The board said having separate lease agreements with four different people “does not alter the fact they are living together as a single housekeeping unit … sharing normal household responsibilities such as cooking, cleaning and other related household duties.”
WHAT THE COURT HELD
|Case: Armstrong v. Mayor and City Council of Baltimore, No. 106, Sept. Term 2008; and Armstrong v. Mayor and City Council of Baltimore, No. 107 Sept. Term 2008. Reported. Opinions by Harrell, J. Filed July 23, 2009.
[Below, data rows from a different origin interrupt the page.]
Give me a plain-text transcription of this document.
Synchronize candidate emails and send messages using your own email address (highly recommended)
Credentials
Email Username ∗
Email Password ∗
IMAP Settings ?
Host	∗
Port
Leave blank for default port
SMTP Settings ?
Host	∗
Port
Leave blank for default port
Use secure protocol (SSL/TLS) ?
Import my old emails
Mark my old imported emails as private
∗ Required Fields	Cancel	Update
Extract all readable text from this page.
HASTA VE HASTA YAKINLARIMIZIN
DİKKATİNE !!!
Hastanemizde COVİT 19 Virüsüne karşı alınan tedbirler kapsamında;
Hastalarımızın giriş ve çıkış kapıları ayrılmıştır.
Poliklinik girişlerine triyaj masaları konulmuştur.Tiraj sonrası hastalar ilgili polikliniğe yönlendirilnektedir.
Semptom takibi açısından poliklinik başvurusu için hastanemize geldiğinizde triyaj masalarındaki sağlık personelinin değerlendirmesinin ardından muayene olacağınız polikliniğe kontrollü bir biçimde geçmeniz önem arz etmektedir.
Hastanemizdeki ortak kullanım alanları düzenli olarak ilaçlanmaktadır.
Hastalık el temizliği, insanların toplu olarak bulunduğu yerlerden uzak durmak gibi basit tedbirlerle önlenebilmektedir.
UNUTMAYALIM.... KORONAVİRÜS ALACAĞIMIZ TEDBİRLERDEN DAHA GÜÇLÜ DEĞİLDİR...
Issue: (106) Do separate lease arrangements for four tenants sharing an apartment suite violate a city ordinance limiting occupancy to a “family”? (107) Does a city council’s approval of an ordinance render moot alleged Open Meetings Act violations by an advisory committee to the council?
Holding: Affirmed. (106) No; the ordinance’s definition of family is broad enough to include tenants sharing responsibility for an apartment. (107) Yes; a city council acting in compliance with the Open Meetings Act trumps alleged violations by an advisory panel.
Counsel: J. Carroll Holzer for petitioner; Sandra R. Gutman and (107) Adam S. Levine for respondent.
The court agreed, saying joint access to the apartment and shared responsibility for its care are “significant considerations” in deciding if tenants in a housing unit constitute a “family” under the ordinance. Judges also should defer to board decisions based on a “reasonable rationale,” as was the case with Cresmont Loft, the court stated.
In the second opinion, the court rejected the neighbors’ argument that the City Council’s Land Use and Planning Committee developed and presented the council with a plan in March 2004 for constructing the apartment’s 33-space parking lot without having held a hearing or public review. The court said the neighbors’ Open Meetings Act challenge was rendered moot when the council subsequently held a public meeting and passed an ordinance approving the lot’s construction.
The Court of Special Appeals and, earlier, the Baltimore City Circuit Court also upheld the city’s approval of the project and its lease arrangements.
Harrell predicted his opinions have not ended the litigation, citing cases still pending between the neighbors and city.
“The Hundred Years’ War gave history Joan of Arc,” Harrell wrote. “The instant case also has a central figure named Joan [Floyd] who, like her saintly antecedent, faithfully presses her cause, having battled the Mayor and City Council of Baltimore numerous times.
“Although Joan of Arc suffered an unfortunate fate, her principals, the House of Valois, ultimately succeeded,” Harrell added. “As this case probably will not be the last combat between these litigants, time will tell whether the modern Joan ultimately will hoist the banner of victory in the war over the Cresmont Loft apartment building.”